Here it is with g++/gcc (both give the same output):
elvis 586% g++ b.c
elvis 587% a.out
5 3
And now with the CC type compilers from SGI:
elvis 588% CC b.c
elvis 589% a.out
7 4
> I'll have to take a look at the rest of what you
> said because something seems a little off, but
> this behaviour is totally wrong --
>
> > while the CC compilers are incrementing i++ before the
> > addition begins.
>
> This is completely against the C standard, which
> means the post-increment is done after the assignment.
> If it does the increment before the assignment, it is
> a preincrement (++i).
>
> The reason it seems there is a preincrement on the
> first i is because the second i is preincremented.
> It doesn't surprise me that it may be a compiler-
> dependant thing on whether or not the first i sees
> the preincrement. On my gcc, both i's see the
> preincrement, and then i is postincremented due to
> the "i++".
>
> To show that this is the case, do the following
> (again probably compiler-dependant):
>
> +----snip
> #include <stdio.h>
> void main(void)
> {
> int i=2;
> int p= ++i + ++i;
> printf("p=%d, i=%d\n", p, i);
> }
> +----snip
>
> You still get the expected i = 4, but p is
> now 8 because i is preincremented twice (to 4)

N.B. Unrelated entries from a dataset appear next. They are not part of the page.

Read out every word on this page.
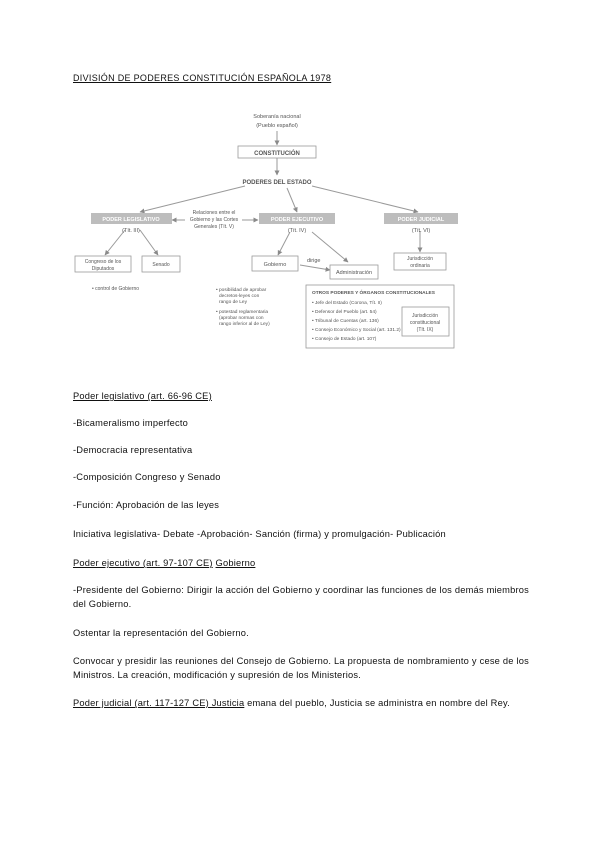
DIVISIÓN DE PODERES CONSTITUCIÓN ESPAÑOLA 1978
Soberanía nacional
(Pueblo español)
CONSTITUCIÓN
PODERES DEL ESTADO
PODER LEGISLATIVO
(Tít. III)
Relaciones entre el
Gobierno y las Cortes
Generales (Tít. V)
PODER EJECUTIVO
(Tít. IV)
PODER JUDICIAL
(Tít. VI)
Congreso de los
Diputados
Senado	Gobierno
dirige
Administración
Jurisdicción
ordinaria
• control de Gobierno	• posibilidad de aprobar
decretos-leyes con
rango de Ley
• potestad reglamentaria
(aprobar normas con
rango inferior al de Ley)
OTROS PODERES Y ÓRGANOS CONSTITUCIONALES
• Jefe del Estado (Corona, Tít. II)
• Defensor del Pueblo (art. 54)
• Tribunal de Cuentas (art. 136)
• Consejo Económico y Social (art. 131.2)
• Consejo de Estado (art. 107)
Jurisdicción
constitucional
(Tít. IX)

Poder legislativo (art. 66-96 CE)

-Bicameralismo imperfecto

-Democracia representativa

-Composición Congreso y Senado

-Función: Aprobación de las leyes

Iniciativa legislativa- Debate -Aprobación- Sanción (firma) y promulgación- Publicación

Poder ejecutivo (art. 97-107 CE) Gobierno

-Presidente del Gobierno: Dirigir la acción del Gobierno y coordinar las funciones de los demás miembros del Gobierno.

Ostentar la representación del Gobierno.

Convocar y presidir las reuniones del Consejo de Gobierno. La propuesta de nombramiento y cese de los Ministros. La creación, modificación y supresión de los Ministerios.

Poder judicial (art. 117-127 CE) Justicia emana del pueblo, Justicia se administra en nombre del Rey.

> and then added together (for 8).
>
> All of this stems from both the compiler, OS,
> and machine used. It depends upon whether or
> not local copies of i are made for the addition,
> when the values are read from memory, etc.
> However, the values I have given are from
> linux gcc on an x86, and are what is expected
> from ANSI C. Pre-increment is done before
> everything, then addition, then assignment,
> then postincrement.
>
> On a UltraSparc w/ SunOS 5.5.1, you get
> j=7, i=4. This is because Sparc has local
> registers for the addition. Not to start a holy
> war, but I feel this is a bug in the hardware in
> this case. Sparc should not have cached the
> value of i after the first increment because
> it results in i == 3 == 4 when the final addition
> is made to assign to j.
>
>
> ~Patrick
>
>
>
> > From: Joseph Keen
> >
> > > Very interesting problem, and a more complete
> > > answer would be j = 6, i = 4, and this is why:
> > >
> > > i = 2;
> > > j = i++ + ++i;
> > >
> > > Obviously, the j line is more interesting, so
> > > we'll talk about sequence of operations. The
> > > preincrement operator is done before everything
> > > else, so "++i" is done, giving i the value of
> > > 3, even before the addition, so you end up
> > > with "j = 3++ + 3" which equals 6. After the
> > > line is completed, i is incremented, causing
> > > i to be 3++ = 4.
> > >
> > >
> > > ~Patrick
> >
> > On my compiler it seems to do this:
> > i = 2;
> > j = i++ + ++i;
> > It does the i = 2 just fine. So at the start of the j line i = 2.
> > Now, it does i + ++i, and *then* it increments i the second
> > time. So it
> > becomes (2 + ++i)++; Actually I just tried it with a couple different
> > compilers. g++ and gcc give me 5 for j while CC and cc both
> > give me 7 for
> > j. I assume that the GNU compilers are incrementing the i++ after then
> > assignment is done, while the CC compilers are incrementing
> > i++ before the
> > addition begins.
> >
> > --Joe
> >
>